Experiences in Indonesia-
I realized very recently I should have begun my character thinking about details of my trip to Indonesia and the many things I got to experience and do. I’m going to elaborate on some below.
Motor Bike Taxi Ride in Bali- My second cousin Fiona was really excited to have us take a motor bike taxi through the main streets of Bali. She said it was an experience we had to have. We were all skeptical because motor bikes were the ones dangerously driving between cars to escape terrible traffic. We used the Go-Jek motor bike service on Fiona’s iphone. She ordered them and a nearby driver would be alerted and show up to our location. We ordered six. One for me, Fiona, Kerrie, Tanner, Dylan, and Ava. Arifin , Rosita, and Wilhelmina said they were too old to be traveling on the bike. So they picked us up at The Kartika Plaza Hotel and took us to Seminyak Beach where we sat at a restaurant in bean bag chairs on the beach, complete with live music. The motor bike taxi only cost 10,000 rupiahs which translates to under a dollar US. Anywhere you go on the motor bike is 10,000 rp.
That night we sat in those bean bag chairs eating pasta and drinking iced tea listening to a young man singing american songs with his friend on guitar. We kept requesting music most of the night. I remember him playing Lucky by Jason Mraz. They sounded great. Then Fiona bought a floating lantern from a man walking around the beach selling random toys for kids and lanterns. Fiona and I opened the lantern and he lit the bottom of it and it inflated. We held the ends of it together until it was able to take flight on its own and we watched it take off into the night sky for a short while. Then it fell farther down the beach and Fiona and I took off running to catch it and lift it back into the sky.
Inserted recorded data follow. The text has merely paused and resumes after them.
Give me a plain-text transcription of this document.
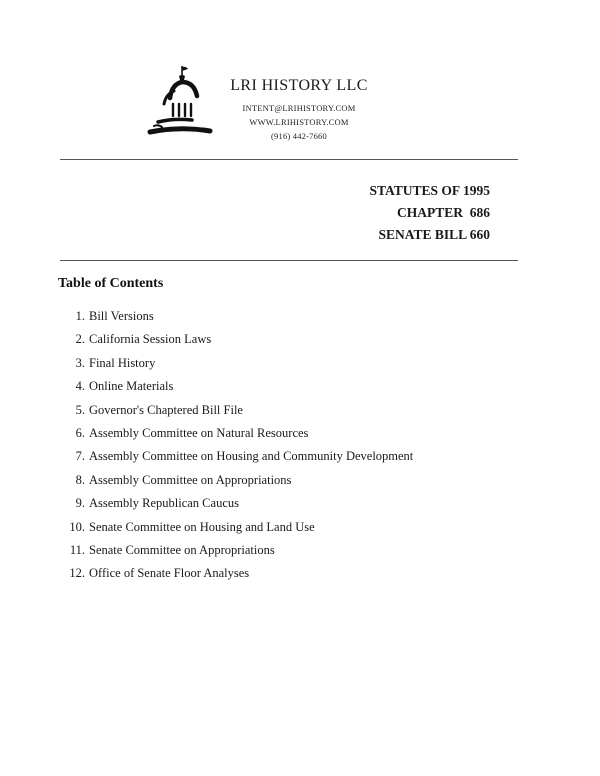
LRI HISTORY LLC
INTENT@LRIHISTORY.COM
WWW.LRIHISTORY.COM
(916) 442-7660
STATUTES OF 1995
CHAPTER  686
SENATE BILL 660
Table of Contents
1. Bill Versions
2. California Session Laws
3. Final History
4. Online Materials
5. Governor's Chaptered Bill File
6. Assembly Committee on Natural Resources
7. Assembly Committee on Housing and Community Development
8. Assembly Committee on Appropriations
9. Assembly Republican Caucus
10. Senate Committee on Housing and Land Use
11. Senate Committee on Appropriations
12. Office of Senate Floor Analyses
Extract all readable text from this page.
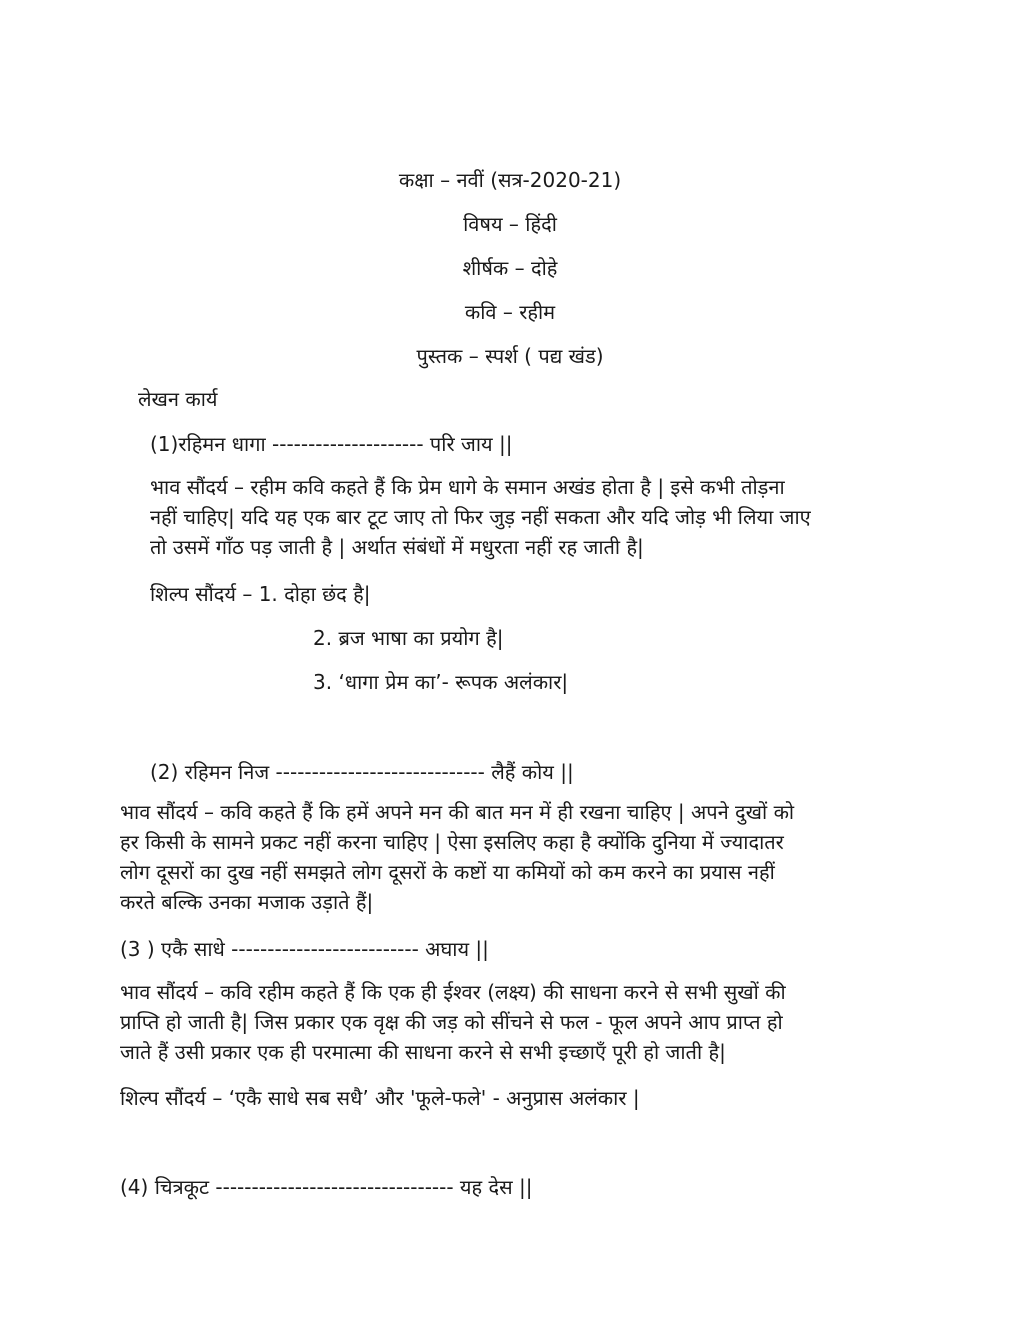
कक्षा – नवीं (सत्र-2020-21)
विषय – हिंदी
शीर्षक – दोहे
कवि – रहीम
पुस्तक – स्पर्श ( पद्य खंड)
लेखन कार्य
(1)रहिमन धागा --------------------- परि जाय ||
भाव सौंदर्य – रहीम कवि कहते हैं कि प्रेम धागे के समान अखंड होता है | इसे कभी तोड़ना
नहीं चाहिए| यदि यह एक बार टूट जाए तो फिर जुड़ नहीं सकता और यदि जोड़ भी लिया जाए
तो उसमें गाँठ पड़ जाती है | अर्थात संबंधों में मधुरता नहीं रह जाती है|
शिल्प सौंदर्य – 1. दोहा छंद है|
2. ब्रज भाषा का प्रयोग है|
3. ‘धागा प्रेम का’- रूपक अलंकार|
(2) रहिमन निज ----------------------------- लैहैं कोय ||
भाव सौंदर्य – कवि कहते हैं कि हमें अपने मन की बात मन में ही रखना चाहिए | अपने दुखों को
हर किसी के सामने प्रकट नहीं करना चाहिए | ऐसा इसलिए कहा है क्योंकि दुनिया में ज्यादातर
लोग दूसरों का दुख नहीं समझते लोग दूसरों के कष्टों या कमियों को कम करने का प्रयास नहीं
करते बल्कि उनका मजाक उड़ाते हैं|
(3 ) एकै साधे -------------------------- अघाय ||
भाव सौंदर्य – कवि रहीम कहते हैं कि एक ही ईश्वर (लक्ष्य) की साधना करने से सभी सुखों की
प्राप्ति हो जाती है| जिस प्रकार एक वृक्ष की जड़ को सींचने से फल - फूल अपने आप प्राप्त हो
जाते हैं उसी प्रकार एक ही परमात्मा की साधना करने से सभी इच्छाएँ पूरी हो जाती है|
शिल्प सौंदर्य – ‘एकै साधे सब सधै’ और 'फूले-फले' - अनुप्रास अलंकार |
(4) चित्रकूट --------------------------------- यह देस ||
I stood in that exact spot in the sand and waited until it got so far into the sky I couldn’t see it anymore. The light shined for a long time until it was gone.
Out on the street by our hotel were little tourist shops that were open for bargaining. We should have waited for the Aunties to come with us that day we tried to bargain on our own. But instead we went alone, our Indonesian not reaching farther than “Mahal” which means expensive. One of the store owners wouldn’t let my brother leave. He was casually looking a t-shirt and the shop owner kept going “Discount. 350,000,” which we knew was a “tourist” price. My brother politely said no thank you to which the man kept putting the shirt back on my brothers shoulder. Dylan would say no thank you but the shirt would be put directly back on his shoulder. “He said he doesn’t want it” I said exasperated. I had to escort my brother out , making sure I placed the shirt back into the owner’s arms. Later in another shop, a man actually pushed our little cousin into the shop insisting he buy one of the knock off soccer jerseys. We learned that we never go to bargaining shops like that without our Aunties who know how to get good prices and not “boulai” (white) people prices.